Denis Becirovic, Presidente da Presidência da Bósnia e Herzegovina, disse que homenagear aqueles que foram mortos era crucial para manter a estabilidade.

“Se não preservarmos a verdade sobre o nosso passado, não teremos nem presente nem futuro”, disse ele.

O embaixador holandês na Bósnia e Herzegovina, Henk van den Dool, disse que a educação era fundamental para evitar a repetição de atrocidades semelhantes.

“Um dos objectivos comuns que partilhamos com o Centro Memorial de Srebrenica, com as mães e com os sobreviventes é traduzir este aviso duradouro em acções significativas. Uma das formas mais significativas e eficazes de o fazer é através da educação”, disse ele.

Busca pela justiça

Todos os anos, no dia 11 de julho, vítimas recém-identificadas são enterradas no Centro Memorial Srebrenica-Potocari, enquanto os investigadores continuam a procurar os restos mortais de pessoas enterradas em valas comuns nas áreas circundantes.

Mais de mil vítimas continuam desaparecidas na sequência do genocídio, que é amplamente reconhecido como a pior atrocidade cometida na Europa desde o Holocausto durante a Segunda Guerra Mundial.

O primeiro-ministro paquistanês, Shehbaz Sharif, chamou o massacre de “um crime contra a humanidade”, enquanto o prefeito de Londres, Sadiq Khan, postou no X que estava “profundamente comovido” durante sua viagem a Srebrenica na semana passada.
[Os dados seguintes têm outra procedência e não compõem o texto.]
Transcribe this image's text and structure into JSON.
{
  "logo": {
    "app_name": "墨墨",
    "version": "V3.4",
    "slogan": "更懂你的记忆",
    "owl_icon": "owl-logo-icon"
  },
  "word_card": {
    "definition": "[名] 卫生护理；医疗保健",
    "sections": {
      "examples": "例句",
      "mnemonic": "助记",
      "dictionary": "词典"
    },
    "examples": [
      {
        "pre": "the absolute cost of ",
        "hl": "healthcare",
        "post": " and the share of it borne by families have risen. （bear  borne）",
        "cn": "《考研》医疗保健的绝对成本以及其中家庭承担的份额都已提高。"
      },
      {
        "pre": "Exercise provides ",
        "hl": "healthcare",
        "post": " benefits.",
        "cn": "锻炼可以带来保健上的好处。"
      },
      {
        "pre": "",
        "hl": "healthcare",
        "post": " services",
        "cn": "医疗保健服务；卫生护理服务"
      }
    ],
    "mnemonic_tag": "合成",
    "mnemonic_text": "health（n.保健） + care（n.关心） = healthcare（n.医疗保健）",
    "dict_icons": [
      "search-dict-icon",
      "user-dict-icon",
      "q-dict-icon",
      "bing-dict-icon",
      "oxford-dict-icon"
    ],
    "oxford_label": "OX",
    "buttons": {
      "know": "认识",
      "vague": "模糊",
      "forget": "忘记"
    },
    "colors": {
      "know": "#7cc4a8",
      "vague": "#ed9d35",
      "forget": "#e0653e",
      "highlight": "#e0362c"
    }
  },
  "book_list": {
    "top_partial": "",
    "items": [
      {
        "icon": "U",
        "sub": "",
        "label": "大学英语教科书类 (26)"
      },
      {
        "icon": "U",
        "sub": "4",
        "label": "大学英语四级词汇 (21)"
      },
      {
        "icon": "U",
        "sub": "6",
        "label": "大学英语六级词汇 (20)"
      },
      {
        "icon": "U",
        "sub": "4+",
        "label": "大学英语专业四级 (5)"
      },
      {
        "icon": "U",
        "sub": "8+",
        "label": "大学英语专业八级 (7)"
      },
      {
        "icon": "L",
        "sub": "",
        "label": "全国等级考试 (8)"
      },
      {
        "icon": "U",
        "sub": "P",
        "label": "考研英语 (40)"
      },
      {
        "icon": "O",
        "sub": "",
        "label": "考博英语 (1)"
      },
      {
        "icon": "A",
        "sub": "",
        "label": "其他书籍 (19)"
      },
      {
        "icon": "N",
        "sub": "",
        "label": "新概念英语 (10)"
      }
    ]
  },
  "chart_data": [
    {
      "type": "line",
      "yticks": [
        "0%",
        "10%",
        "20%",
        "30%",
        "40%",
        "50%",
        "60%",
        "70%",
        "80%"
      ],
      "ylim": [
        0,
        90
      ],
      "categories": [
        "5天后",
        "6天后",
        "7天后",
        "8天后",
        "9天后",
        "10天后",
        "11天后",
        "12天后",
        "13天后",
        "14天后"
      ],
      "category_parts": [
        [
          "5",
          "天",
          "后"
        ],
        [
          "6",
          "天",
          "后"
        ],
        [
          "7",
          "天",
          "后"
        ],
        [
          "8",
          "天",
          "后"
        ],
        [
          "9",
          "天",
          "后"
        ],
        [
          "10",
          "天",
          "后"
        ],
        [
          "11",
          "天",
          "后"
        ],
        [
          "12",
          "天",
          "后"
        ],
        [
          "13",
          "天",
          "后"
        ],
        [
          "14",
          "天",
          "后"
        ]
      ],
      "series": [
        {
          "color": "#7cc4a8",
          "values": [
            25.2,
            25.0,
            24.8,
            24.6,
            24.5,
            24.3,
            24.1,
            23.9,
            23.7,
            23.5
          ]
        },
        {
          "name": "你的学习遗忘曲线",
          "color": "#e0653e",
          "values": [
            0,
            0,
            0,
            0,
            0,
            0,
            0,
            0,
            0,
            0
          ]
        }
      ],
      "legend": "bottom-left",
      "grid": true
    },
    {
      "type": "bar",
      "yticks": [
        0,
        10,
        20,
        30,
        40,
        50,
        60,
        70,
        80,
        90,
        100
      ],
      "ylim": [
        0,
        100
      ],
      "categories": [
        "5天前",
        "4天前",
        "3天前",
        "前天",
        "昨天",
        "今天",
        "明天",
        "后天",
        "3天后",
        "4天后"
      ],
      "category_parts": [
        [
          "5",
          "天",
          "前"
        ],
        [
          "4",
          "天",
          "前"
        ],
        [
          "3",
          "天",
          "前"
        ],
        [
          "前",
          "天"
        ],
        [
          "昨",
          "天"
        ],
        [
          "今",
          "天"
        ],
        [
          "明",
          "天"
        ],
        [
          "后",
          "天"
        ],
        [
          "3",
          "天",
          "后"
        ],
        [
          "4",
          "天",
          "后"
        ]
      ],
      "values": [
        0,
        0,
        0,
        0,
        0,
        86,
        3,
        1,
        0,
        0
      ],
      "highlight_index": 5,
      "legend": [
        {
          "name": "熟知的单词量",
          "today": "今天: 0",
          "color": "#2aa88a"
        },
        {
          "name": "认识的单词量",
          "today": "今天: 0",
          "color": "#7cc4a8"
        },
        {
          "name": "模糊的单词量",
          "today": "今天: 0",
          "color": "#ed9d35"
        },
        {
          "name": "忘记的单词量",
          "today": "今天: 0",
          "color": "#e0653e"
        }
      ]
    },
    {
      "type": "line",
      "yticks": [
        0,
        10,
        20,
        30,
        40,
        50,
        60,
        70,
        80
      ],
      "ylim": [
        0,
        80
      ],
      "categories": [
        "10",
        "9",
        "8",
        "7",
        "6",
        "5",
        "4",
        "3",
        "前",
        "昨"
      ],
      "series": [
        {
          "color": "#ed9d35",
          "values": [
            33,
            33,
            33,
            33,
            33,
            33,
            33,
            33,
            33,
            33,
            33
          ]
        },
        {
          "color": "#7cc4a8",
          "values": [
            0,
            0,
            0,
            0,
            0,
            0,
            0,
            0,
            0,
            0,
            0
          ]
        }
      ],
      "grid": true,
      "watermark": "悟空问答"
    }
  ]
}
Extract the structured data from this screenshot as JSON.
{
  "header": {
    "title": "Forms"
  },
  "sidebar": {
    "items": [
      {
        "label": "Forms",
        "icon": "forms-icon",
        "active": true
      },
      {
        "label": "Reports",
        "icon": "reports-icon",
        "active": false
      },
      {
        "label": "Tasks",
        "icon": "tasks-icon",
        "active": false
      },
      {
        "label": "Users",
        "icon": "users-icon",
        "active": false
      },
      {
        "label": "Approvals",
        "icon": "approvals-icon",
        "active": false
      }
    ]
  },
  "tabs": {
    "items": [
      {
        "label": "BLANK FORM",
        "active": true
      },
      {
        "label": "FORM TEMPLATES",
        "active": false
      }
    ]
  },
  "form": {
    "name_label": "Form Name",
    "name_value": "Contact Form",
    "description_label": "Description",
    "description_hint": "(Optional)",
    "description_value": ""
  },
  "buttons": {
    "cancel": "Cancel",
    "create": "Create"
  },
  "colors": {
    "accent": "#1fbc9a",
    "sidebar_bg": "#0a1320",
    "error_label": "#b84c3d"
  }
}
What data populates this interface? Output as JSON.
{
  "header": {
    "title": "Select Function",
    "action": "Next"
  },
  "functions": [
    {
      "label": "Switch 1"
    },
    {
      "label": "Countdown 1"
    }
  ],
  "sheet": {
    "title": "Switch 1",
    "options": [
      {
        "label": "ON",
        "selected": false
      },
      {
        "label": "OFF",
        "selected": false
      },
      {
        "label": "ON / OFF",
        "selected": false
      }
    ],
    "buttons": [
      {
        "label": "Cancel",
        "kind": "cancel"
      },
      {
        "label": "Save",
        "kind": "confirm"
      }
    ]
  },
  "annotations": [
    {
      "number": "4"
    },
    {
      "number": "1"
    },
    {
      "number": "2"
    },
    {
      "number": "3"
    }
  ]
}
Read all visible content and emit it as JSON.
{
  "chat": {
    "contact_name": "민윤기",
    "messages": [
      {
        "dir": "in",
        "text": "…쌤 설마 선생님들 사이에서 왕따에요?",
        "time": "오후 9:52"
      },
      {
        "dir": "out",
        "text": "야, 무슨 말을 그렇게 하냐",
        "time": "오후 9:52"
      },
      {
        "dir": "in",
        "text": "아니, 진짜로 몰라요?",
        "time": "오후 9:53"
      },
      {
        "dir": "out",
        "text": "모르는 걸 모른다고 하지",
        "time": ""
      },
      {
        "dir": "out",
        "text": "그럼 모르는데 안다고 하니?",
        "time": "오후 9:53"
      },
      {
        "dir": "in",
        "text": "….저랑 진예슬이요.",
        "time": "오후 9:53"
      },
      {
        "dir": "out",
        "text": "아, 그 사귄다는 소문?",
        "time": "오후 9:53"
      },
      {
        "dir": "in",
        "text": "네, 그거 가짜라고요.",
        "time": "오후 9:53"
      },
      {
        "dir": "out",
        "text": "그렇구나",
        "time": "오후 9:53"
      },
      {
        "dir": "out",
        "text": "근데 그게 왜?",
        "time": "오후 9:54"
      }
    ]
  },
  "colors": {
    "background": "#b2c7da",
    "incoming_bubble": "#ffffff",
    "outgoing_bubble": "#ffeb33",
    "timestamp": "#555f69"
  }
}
“Hoje, ao pararmos para lembrar as vítimas e as famílias que as choram, devemos também comprometer-nos a combater a violência e a desumanização onde quer que as encontremos e a impedir que o ódio se instale”, disse Khan.

Mais de 100.000 pessoas foram mortas durante a Guerra da Bósnia entre 1992 e 1995. O conflito seguiu-se à dissolução da Jugoslávia, desencadeando uma série de conflitos étnicos e guerras de independência entre os estados dos Balcãs que anteriormente formavam um único país.

Nos últimos dias, os activistas fizeram comparações entre o genocídio de Srebrenica e a guerra genocida de Israel em Gaza. Kenneth Roth, antigo director executivo da Human Rights Watch, lamentou que altos funcionários israelitas ainda não tenham sido legalmente responsabilizados pelos seus crimes.

“As Nações Unidas lembraram-se esta semana do genocídio na Bósnia – os mais de 8.000 homens e rapazes muçulmanos mortos em Srebrenica em Julho de 1995. Os líderes do genocídio foram condenados. Os processos pelo genocídio de Israel em Gaza continuam em liberdade”, disse Roth no X.